A Golden Moment is the instant in a project when large numbers of
features come together for testing and must work or the project is in
trouble.
"Golden Moments" sound like a good thing, but in projects, Golden Moments
risk your losing control of the project. Most teams avoid building Golden
Moments into plans at the outset, but end up with them by accident.
Building Incrementally...
Whether you are building a product, a system, or an infrastructure tool,
the best way to manage the project is to combine pieces into small and
manageable chunks. Putting together a few pieces at a time minimizes the
permutations of unexpected interactions between features. It also makes the
mental task of understanding the interactions more comprehendible for people
working with the product.
Most contemporary project management lifecycles such as Incremental,
Spiral, or Radical call for incremental building of the product as features
become available.
Planning Incrementally...
My preference is to plan projects as a series of product-builds or
software integrations that add features to an evolving product as they
become available, with the most challenging technology added first.
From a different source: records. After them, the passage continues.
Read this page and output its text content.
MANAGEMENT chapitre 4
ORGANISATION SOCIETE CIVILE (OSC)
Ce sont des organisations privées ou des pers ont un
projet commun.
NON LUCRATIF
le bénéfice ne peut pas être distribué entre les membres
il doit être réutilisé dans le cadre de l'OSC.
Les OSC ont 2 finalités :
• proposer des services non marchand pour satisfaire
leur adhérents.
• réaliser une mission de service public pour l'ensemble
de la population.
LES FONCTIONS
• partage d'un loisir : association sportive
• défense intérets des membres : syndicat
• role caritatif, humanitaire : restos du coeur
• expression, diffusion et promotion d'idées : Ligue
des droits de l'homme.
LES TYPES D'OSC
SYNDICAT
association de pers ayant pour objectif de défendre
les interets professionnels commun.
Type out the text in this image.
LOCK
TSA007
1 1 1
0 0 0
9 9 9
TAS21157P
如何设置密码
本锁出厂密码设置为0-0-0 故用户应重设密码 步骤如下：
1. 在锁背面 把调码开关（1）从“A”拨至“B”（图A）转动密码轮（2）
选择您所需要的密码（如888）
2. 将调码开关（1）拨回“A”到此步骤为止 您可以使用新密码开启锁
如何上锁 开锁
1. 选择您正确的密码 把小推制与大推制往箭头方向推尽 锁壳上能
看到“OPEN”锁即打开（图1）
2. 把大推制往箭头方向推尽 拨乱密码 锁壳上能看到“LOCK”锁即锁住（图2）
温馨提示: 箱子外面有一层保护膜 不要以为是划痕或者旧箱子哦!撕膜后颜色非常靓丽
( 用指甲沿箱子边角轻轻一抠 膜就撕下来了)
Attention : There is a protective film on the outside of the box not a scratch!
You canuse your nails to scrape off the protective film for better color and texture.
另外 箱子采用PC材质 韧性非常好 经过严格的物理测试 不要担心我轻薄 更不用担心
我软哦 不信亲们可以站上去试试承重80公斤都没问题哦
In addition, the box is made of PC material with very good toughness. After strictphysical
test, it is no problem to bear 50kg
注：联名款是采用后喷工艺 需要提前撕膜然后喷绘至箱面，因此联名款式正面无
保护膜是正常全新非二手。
I then
plan the development of the features to match the incremental building of
the product. While resources, talent, and complexity determine the
feasibility of this approach on a specific project, this is usually my
initial approach.
What Goes Wrong...
The challenge of avoiding Golden Moments comes as system components or
features are delayed in development. This causes the later integrations or
prototype builds to have increasing numbers of critical features until a
Golden Moment is born. Avoiding this is a project management challenge best
served by keeping focus and deploying resources on the most challenging
features in the early builds.
This problem is inherent in large tool and infrastructure projects such
as CRM (customer requirements management) by virtue of size. They require a
Golden Moment of implementation before there is real customer value. Half of
CRM projects fail (WSJ 4/22/2) and I suspect that the illusiveness of the
customer benefit Golden Moment is a major contributor. In very large
projects, the Golden Moment evolves from the large amount of investment and
organizational pain that has to be endured before significant benefits can
be experienced. Customers demand to experience benefit incrementally instead
of waiting months or years.
High Stakes...
From the standpoint of a manager looking at a portfolio of projects, I
see a red flag when projects contain Golden Moments. When a project plans
for or evolves into a Golden Moment near the end, I feel that is usually a
sign of a project in trouble... a sign that there are likely many issues
working against a timely and high quality project completion.